Enrollment at Riverhead public schools increased almost 5 percent over the summer and nearly 10 percent since the end of the 2008-2009 school year, according to data provided to RiverheadLOCAL by School Superintendent Nancy Carney Wednesday morning.

“We’re at the breaking point,” Carney said at Tuesday night’s Board of Education meeting in response to a paren’t inquiry about class size increases at Roanoke Avenue Elementary School.

The population of some of the district’s schools is at or near capacity, and any additional enrollment increases could result in a classroom shift from one elementary school to another, Carney said.

“It’s not an ideal situation,” Carney said of the possibility of shifting students out of their home elementary school to another building, “but it’s what we’re facing.

Riley Avenue Elementary School, with 649 students, is at capacity and Phillips Avenue School, with 592 students, is at capacity for most grades, Carney said after the meeting.

Enrollment increased by 240 pupils between June and September, according to a school district document. Carney said half of that increase occurred at Phillips Avenue.

Much of the spike was also very last-minute, the superintendent said, which forced changes to bus assignments and routes, worsening the usual transportation difficulties that occur at the beginning of the new year. Parents last week were up in arms over how late some elementary students were arriving home from school. The situation is better but still being worked on, Carney said last night.

Carney said she is hopeful enrollment has stabilized and there won’t be any significant additional increases.

“Typically we can lose a few as well,” the superintendent said. “It fluctuates.”

But Sarah Bowe, who has two children at Roanoke, said even the addition of two more children in kindergarten or first grade there would push classroom size above contractual limits.

During budget talks in the spring, Roanoke parents were assured the Roanoke Avenue school, an old building with physically smaller classrooms than the other elementary schools, would not be affected by the larger class sizes then contemplated as a cost-saving measure, Bowe said.

As it turned out, because of kindergarten enrollment increases, Roanoke had to add another kindergarten classroom — which was done by reducing the number of first grade classrooms from four to three.

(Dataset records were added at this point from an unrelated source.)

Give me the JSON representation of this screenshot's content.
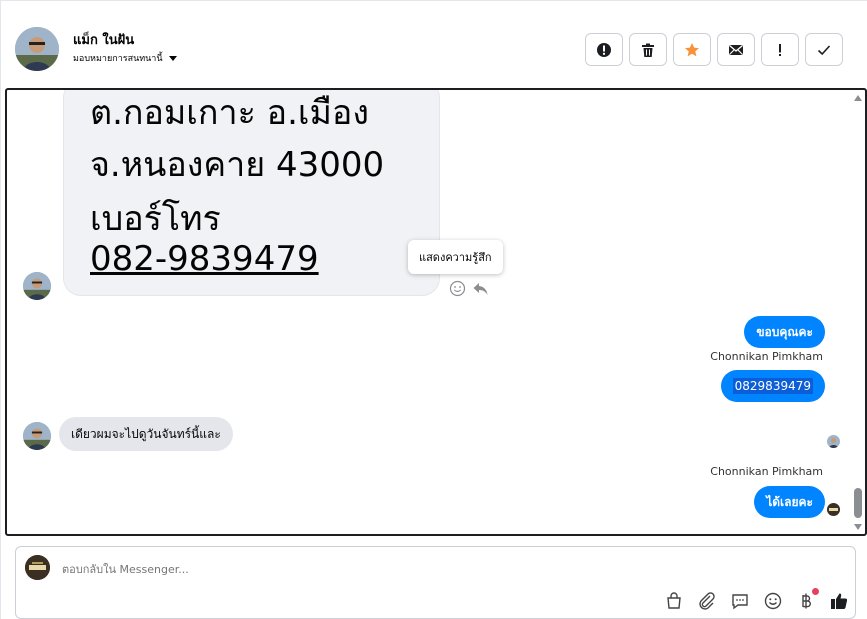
{
  "header": {
    "contact_name": "แม็ก ในฝัน",
    "assign_label": "มอบหมายการสนทนานี้",
    "toolbar": [
      {
        "name": "spam-button",
        "icon": "alert-circle-icon",
        "color": "#1c1e21"
      },
      {
        "name": "delete-button",
        "icon": "trash-icon",
        "color": "#1c1e21"
      },
      {
        "name": "star-button",
        "icon": "star-icon",
        "color": "#f7923b"
      },
      {
        "name": "unread-button",
        "icon": "envelope-icon",
        "color": "#1c1e21"
      },
      {
        "name": "follow-up-button",
        "icon": "exclamation-icon",
        "color": "#1c1e21"
      },
      {
        "name": "done-button",
        "icon": "check-icon",
        "color": "#1c1e21"
      }
    ]
  },
  "messages": {
    "address_lines": [
      "ต.กอมเกาะ อ.เมือง",
      "จ.หนองคาย 43000",
      "เบอร์โทร",
      "082-9839479"
    ],
    "tooltip": "แสดงความรู้สึก",
    "outgoing_1": "ขอบคุณคะ",
    "sender_1": "Chonnikan Pimkham",
    "outgoing_2": "0829839479",
    "incoming_1": "เดียวผมจะไปดูวันจันทร์นี้และ",
    "sender_2": "Chonnikan Pimkham",
    "outgoing_3": "ได้เลยคะ"
  },
  "composer": {
    "placeholder": "ตอบกลับใน Messenger..."
  },
  "colors": {
    "messenger_blue": "#0084ff",
    "incoming_bg": "#e4e6eb",
    "star_orange": "#f7923b",
    "notification_dot": "#e4405f"
  }
}
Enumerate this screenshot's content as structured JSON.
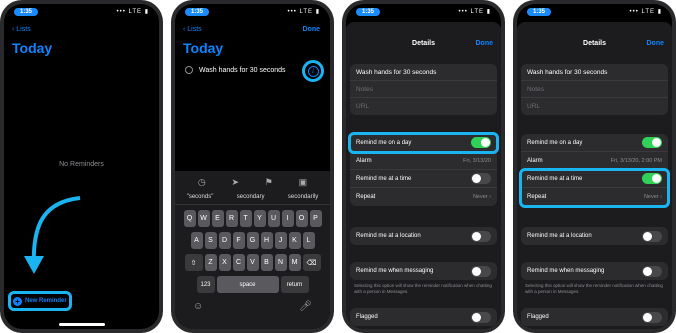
{
  "status": {
    "time": "1:35",
    "signal": "••• LTE ▮"
  },
  "screen1": {
    "back": "Lists",
    "title": "Today",
    "empty_text": "No Reminders",
    "new_reminder": "New Reminder"
  },
  "screen2": {
    "back": "Lists",
    "title": "Today",
    "done": "Done",
    "reminder_text": "Wash hands for 30 seconds",
    "suggestions": [
      "\"seconds\"",
      "secondary",
      "secondarily"
    ],
    "keyboard_rows": [
      [
        "Q",
        "W",
        "E",
        "R",
        "T",
        "Y",
        "U",
        "I",
        "O",
        "P"
      ],
      [
        "A",
        "S",
        "D",
        "F",
        "G",
        "H",
        "J",
        "K",
        "L"
      ],
      [
        "Z",
        "X",
        "C",
        "V",
        "B",
        "N",
        "M"
      ]
    ],
    "key_123": "123",
    "key_space": "space",
    "key_return": "return",
    "key_shift": "⇧",
    "key_delete": "⌫",
    "tool_icons": [
      "clock-icon",
      "location-icon",
      "flag-icon",
      "camera-icon"
    ]
  },
  "details": {
    "title": "Details",
    "done": "Done",
    "name": "Wash hands for 30 seconds",
    "notes_placeholder": "Notes",
    "url_placeholder": "URL",
    "remind_day": "Remind me on a day",
    "alarm": "Alarm",
    "alarm_date_3": "Fri, 3/13/20",
    "alarm_date_4": "Fri, 3/13/20, 2:00 PM",
    "remind_time": "Remind me at a time",
    "repeat": "Repeat",
    "repeat_value": "Never",
    "remind_location": "Remind me at a location",
    "remind_messaging": "Remind me when messaging",
    "messaging_note": "Selecting this option will show the reminder notification when chatting with a person in Messages.",
    "flagged": "Flagged"
  },
  "colors": {
    "accent": "#0a84ff",
    "highlight": "#1ab4f0",
    "toggle_on": "#30d158"
  }
}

The children that would have occupied the fourth classroom were added to the remaining three, bringing those class sizes up to 26 and 27 pupils, which is right at the limit.

“They’re jammed in there like sardines,” said board member Amelia Lantz, who questioned whether there were fire code issues, as well.

Carney said all schools are in compliance with fire code requirements.

Still, Lantz said, “it almost becomes crowd control.”

The superintendent said each K-1 classroom has a teaching assistant assigned to it, and the board last night hired additional lunchroom monitors so teaching assistants could remain in their classrooms and not be pulled out for lunchroom duty, as had been the case in the past.

“I can assure you it’s not crowd control. I can assure you there is good instruction going on in those classrooms,” Carney said.

Board member Jeff Falisi said the situation underscores the overall problem faced by the district.

“We are overpopulated,” Falisi said. “We are beyond our population for our buildings. That is why this bond is so important to our students, to get the classrooms, and these wings that we need to fit the students into these schools,” Falisi said.

The Board of Education in July approved a $78.3 million facilities improvement plan, developed over the past year by a 55-person committee working with BBS Architects and Engineers of Patchogue. The plan would rearrange existing space, add classrooms, replace roofs and upgrade other facilities, such as science labs.

A vote on the bond to fund the improvements is scheduled for Oct. 11.

A second proposal also up for a vote Oct. 11 is funding of up to $7 million for a second gymnasium at the high school (contingent upon the passage of the main bond proposal.)

District voters resoundingly defeated a $123 million building bond referendum in February 2010. The new plan is scaled back to address “needs rather than wants,” Carney said in May.